Tenunan tradisional dan tenunan yang memiliki nilai ekonomis
Tradisi menenun bagi pengikut kepercayaan kuno Jingi tiu (Tenunan bermuatan kekuatan magis) | Tenunan sebagai komoditas (memiliki nilai ekonomi) |
1. Peraturan ketat mendominasi komposisi tenunan | 1. Pelanggaran peraturan tidak dihiraukan oleh para penenun. Sarung (èi worapi) dan selimut (hi’i worapi)yang dihasilkan adalah tekstil netral |
2. Kapas ditanam sendiri oleh sang penenun yang sepanjang tahun membuat benang. | 2. Benang katun komersial/benang toko. Katun yang dipilin sendiri hanya untuk pesanan khusus. |
3. Pewarna alamiah dihasilkan pada kurun waktu tertentu.

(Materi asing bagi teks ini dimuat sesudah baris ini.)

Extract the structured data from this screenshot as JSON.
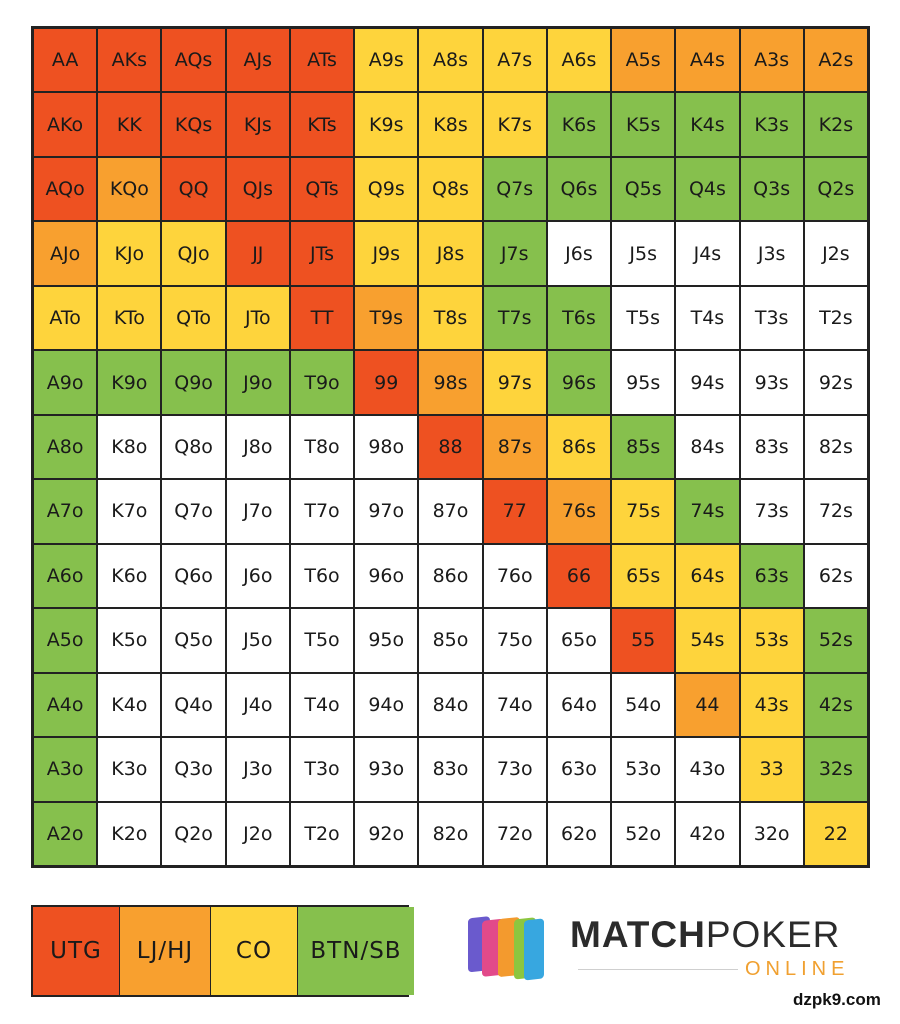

Proses pewarna indigo memakan waktu satu minggu, proses pewarna mengkudu memakan waktu satu bulan.Mengikuti ritual dengan memberikan persembahan kepada empat nenek moyang yang menjaga proses pewarnaan. | 3. Sepanjang tahun memakai bahan pewarna kimia; proses pewarnaan hanya memakan waktu satu hari.Pewarna alam hanya dipakai atas permintaan khusus.Tidak perlu ada upacara ritual |
4. Musim menenun berlangsung dari bulan April hingga Oktober, disertai upacara dan persembahan kepada nenek moyang yang berperan dalam seluruh proses menenun. | 4. Menenun sepanjang tahun. Kaum laki-laki menenun juga bila upahnya lebih baik dari pekerjaan seorang petani (mis.: menapis air pohon lontar) |
5. Menenun dengan alat tenun gedogan. | 5. Semua pekerjaan menenun dilakukan dengan alat tenun gedogan. |
6. Hanya menenun motif tertentu. Semua motif mengandung makna, cerita (atau sejarah); motif memiliki arti kepahlawanan yang signifikan. | 6. Tidak ada motif yang dilarang. Penenun dapat menenun semua jenis motif, motif tradisional garis keturunan ibu atau motif garis keturunan orang lain; motif yang asalnya dari luar dan kreasi baru dimungkinkan. |
7. Penenun harus memelihara seekor ayam yang tabu (manu pehami), yang dipercayakan dapat melindungi setiap langkah dalam proses menenun. | 7. Tidak mengenal pemeliharaan ayam tabu.Tidak ada larangan atau pemali sama sekali. |
8. Tenunan yang khusus ditenun di rumah adat (tegida) dari keturunan garis ibu (hubi, wini). Pengetahuan diturunkan dan diajarkan di dalam kelompok. | 8. Semua pekerjaan menenun hanya dilakukan di rumah, sebagai tugas individual. Tidak ada pengetahuan yang diturunkan. |
9. Hanya warna tertentu yang boleh ditenun; untuk membuat rumbai ada ketentuan tersendiri | 9. Semua warna boleh dipakai, tidak ada peraturan khusus untuk membuat rumbai. |
10. Tenunan dipakai pada upacara, dan dipersembahkan pada waktu upacara kematian | 10. Tenunan jenis worapi dan bahan tenun yang dijahit menjadi baju dan dipakai untuk kantor dan gereja. Tekstil dipersembahkan pada upacara kematian. |
11. Dibutuhkan satu setengah tahun untuk menghasilkan sehelai tenunan | 11. Untuk menghasilkan satu helai tenunan diperlukan satu hingga dua bulan |
12. Motivasi penenun adalah keyakinan atau kepercayaannya. | 12. Motivasi penenun adalah uang. |
Dewasa ini, sulit untuk memperoleh tenunan Sabu yang terbuat dari bahan kapas yang dipilin tangan dan benang yang dicelup pewarna alami. Bersyukurlah sebuah lembaga swadaya masyarakat Threads of Life (‘Yayasan Pecinta Bebali’) yang juga melaksanakan “Fair Trade”, memulai sebuah program pada tahun 2006 di dua kampung dalam usaha untuk melestarikan tenunan tradisional Sabu dan menjamin kelanjutan produksi menggunakan pewarna alami. Salah satu kelompok penenun ada di daerah Seba, dan yang lain ada di Pedèro, Mesara. Untuk melindungi lingkungan hidup, para penenun telah mulai menanam kembali pohon-pohon mengkudu yang akarnya diperlukan untuk memperoleh warna merah.
Kiri: celup indigo; Tengah: celup mengkudu (warna merah); Kanan: benang yang sudah diberi warna, dibuka.